La revendication du premier amendement du projet Veritas concernant le journal de la fille de Biden rejetée par le juge

La revendication du premier amendement du projet Veritas concernant le journal de la fille de Biden rejetée par le juge

Les procureurs pénaux devraient mettre la main sur près de 1 000 documents liés au vol présumé du journal de Ashley Bidenle seul enfant du président Joe Biden et le Dr. Jill Biden, après qu’un juge a rejeté la demande du groupe conservateur Project Veritas du premier amendement.

L’avocat du Projet Veritas, Jeffrey Lichtmana déclaré lundi que le groupe envisageait de faire appel de la décision, selon un rapport de The Associated Press. L’organisation a jusqu’au 5 janvier pour remettre le matériel.

Les documents proviennent de perquisitions du FBI en novembre 2021 au domicile du fondateur de l’organisation, James O’Keefe, et deux de ses associés. Les agents fédéraux ont finalement saisi 47 téléphones portables, ordinateurs, clés USB et autres appareils électroniques, selon un rapport de Revue new-yorkaise. O’Keefe a quitté l’organisation en février dernier à la suite d’un conflit de gestion.

Depuis le raid, O’Keefe a soutenu que l’enquête du FBI sur les activités du Projet Veritas – qui, selon lui, étaient des tentatives légitimes de collecte d’informations violait le Premier Amendement. Dans cette démarche, il a obtenu le soutien de l’Union américaine des libertés civiles, qui a averti après le raid que, malgré les « tromperies honteuses » bien documentées du Projet Veritas, « le précédent créé dans cette affaire pourrait avoir de graves conséquences pour la liberté de la presse ».

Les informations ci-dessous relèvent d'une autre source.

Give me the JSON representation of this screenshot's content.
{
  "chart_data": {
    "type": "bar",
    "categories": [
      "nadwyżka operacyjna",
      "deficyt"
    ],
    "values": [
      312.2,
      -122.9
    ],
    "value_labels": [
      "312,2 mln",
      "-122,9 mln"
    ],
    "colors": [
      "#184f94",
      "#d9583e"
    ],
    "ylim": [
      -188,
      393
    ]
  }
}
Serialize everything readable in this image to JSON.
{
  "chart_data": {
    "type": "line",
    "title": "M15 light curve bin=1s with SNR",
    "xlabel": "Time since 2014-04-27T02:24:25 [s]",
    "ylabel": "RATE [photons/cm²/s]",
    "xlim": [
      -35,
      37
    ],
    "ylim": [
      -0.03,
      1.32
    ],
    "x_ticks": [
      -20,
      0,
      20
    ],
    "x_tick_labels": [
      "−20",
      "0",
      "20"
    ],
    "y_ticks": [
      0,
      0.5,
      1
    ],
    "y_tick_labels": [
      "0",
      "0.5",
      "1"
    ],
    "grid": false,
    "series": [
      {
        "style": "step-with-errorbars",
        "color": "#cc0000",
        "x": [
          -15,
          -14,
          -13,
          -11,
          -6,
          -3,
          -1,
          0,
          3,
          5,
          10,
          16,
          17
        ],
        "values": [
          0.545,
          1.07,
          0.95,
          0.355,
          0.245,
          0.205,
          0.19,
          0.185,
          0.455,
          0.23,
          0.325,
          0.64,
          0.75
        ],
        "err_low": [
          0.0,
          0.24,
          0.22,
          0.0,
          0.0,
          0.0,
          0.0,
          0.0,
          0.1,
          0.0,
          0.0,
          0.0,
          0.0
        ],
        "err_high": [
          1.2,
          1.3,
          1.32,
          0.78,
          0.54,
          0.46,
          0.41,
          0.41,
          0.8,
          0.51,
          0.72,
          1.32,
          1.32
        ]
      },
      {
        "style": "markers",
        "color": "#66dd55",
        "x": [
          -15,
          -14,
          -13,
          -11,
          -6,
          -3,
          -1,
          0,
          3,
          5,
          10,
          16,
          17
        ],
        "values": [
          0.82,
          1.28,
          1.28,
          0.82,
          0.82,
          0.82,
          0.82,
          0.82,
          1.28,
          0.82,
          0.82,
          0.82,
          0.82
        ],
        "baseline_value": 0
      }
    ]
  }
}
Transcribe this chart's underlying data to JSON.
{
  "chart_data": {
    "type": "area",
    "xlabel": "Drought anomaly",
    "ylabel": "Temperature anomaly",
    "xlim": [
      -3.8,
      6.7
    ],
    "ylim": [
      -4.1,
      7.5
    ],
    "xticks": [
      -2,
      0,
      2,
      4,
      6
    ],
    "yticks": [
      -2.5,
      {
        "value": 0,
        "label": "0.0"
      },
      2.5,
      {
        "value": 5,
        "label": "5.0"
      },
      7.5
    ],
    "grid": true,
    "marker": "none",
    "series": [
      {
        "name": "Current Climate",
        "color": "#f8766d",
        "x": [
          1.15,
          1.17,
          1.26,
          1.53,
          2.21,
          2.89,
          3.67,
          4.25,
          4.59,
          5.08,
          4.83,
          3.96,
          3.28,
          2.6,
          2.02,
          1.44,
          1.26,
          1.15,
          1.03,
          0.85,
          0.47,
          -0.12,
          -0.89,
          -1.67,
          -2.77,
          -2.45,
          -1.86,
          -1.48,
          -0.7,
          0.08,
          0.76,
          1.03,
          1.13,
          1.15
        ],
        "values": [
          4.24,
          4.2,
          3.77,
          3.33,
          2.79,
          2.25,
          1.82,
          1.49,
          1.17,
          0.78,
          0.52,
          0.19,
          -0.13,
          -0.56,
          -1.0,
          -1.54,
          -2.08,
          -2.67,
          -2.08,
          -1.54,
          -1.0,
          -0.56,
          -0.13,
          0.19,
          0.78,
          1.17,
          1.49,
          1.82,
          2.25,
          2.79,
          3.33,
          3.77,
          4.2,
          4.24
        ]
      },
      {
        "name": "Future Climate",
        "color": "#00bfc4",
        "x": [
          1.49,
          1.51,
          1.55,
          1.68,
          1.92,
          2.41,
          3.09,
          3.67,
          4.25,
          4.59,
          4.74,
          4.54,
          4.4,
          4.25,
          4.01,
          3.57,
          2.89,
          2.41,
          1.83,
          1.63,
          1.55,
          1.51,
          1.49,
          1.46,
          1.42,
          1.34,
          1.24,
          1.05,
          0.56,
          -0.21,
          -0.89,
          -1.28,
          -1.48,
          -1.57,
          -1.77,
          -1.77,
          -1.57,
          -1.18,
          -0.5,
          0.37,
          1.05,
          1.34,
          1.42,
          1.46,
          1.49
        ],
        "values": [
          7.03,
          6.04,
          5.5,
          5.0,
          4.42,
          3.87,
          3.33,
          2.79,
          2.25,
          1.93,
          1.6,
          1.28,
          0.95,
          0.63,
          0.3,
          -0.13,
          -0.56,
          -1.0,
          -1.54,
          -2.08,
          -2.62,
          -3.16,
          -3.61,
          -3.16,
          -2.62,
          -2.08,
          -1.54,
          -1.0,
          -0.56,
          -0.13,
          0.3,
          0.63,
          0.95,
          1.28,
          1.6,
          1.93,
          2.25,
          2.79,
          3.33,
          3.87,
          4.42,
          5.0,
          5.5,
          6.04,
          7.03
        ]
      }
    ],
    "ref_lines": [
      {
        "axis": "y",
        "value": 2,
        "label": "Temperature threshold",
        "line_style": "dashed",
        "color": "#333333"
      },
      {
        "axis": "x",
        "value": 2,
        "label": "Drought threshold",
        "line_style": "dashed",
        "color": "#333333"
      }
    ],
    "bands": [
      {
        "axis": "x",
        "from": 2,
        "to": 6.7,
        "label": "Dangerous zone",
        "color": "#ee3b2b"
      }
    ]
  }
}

Dans ses arguments écrits devant le juge Analisa Torresles avocats de Project Veritas et O’Keefe ont affirmé que l’enquête « ne semble pas avoir été entreprise pour défendre de réels intérêts de la justice, mais plutôt pour empêcher la presse d’enquêter sur la famille du président ».

Torres a statué que les arguments du premier amendement du projet Veritas étaient « incompatibles avec le précédent de la Cour suprême » et que la prétention du groupe de protéger l’identité d’une source confidentielle a été annulée par le fait que les deux personnes qui ont vendu le journal au groupe ont plaidé coupables en août 2022. .

Dans leur plaidoyer de culpabilité pour complot en vue de trafic de biens volés, Aimée Harris et Robert Kurlander– tous deux attendent actuellement leur condamnation – ont admis avoir volé le journal de Biden dans une maison en Floride et l’avoir vendu au projet Veritas pour 40 000 $, dans l’espoir d’embarrasser le candidat à la présidence de l’époque alors qu’il défiait l’ancien président. Donald Trump. (Avant d’être élu, Trump était un donateur de l’organisation.)

Project Veritas a admis avoir payé Harris et Kurlander, mais O’Keefe a déclaré que le groupe n’avait publié aucune information du journal car il n’avait pas pu confirmer son authenticité.

La décision du tribunal intervient deux semaines après Hannah Gillesremplaçant O’Keefe en tant que PDG, annoncé sur les réseaux sociaux qu’elle démissionnait, affirmant qu’elle était « entrée dans un gâchis irrémédiable – un désordre forgé avec de solides preuves d’illégalité passée et d’irrégularités post-financières ». Giles a ajouté qu’elle avait apporté des preuves de comportement illégal aux « autorités chargées de l’application de la loi compétentes ».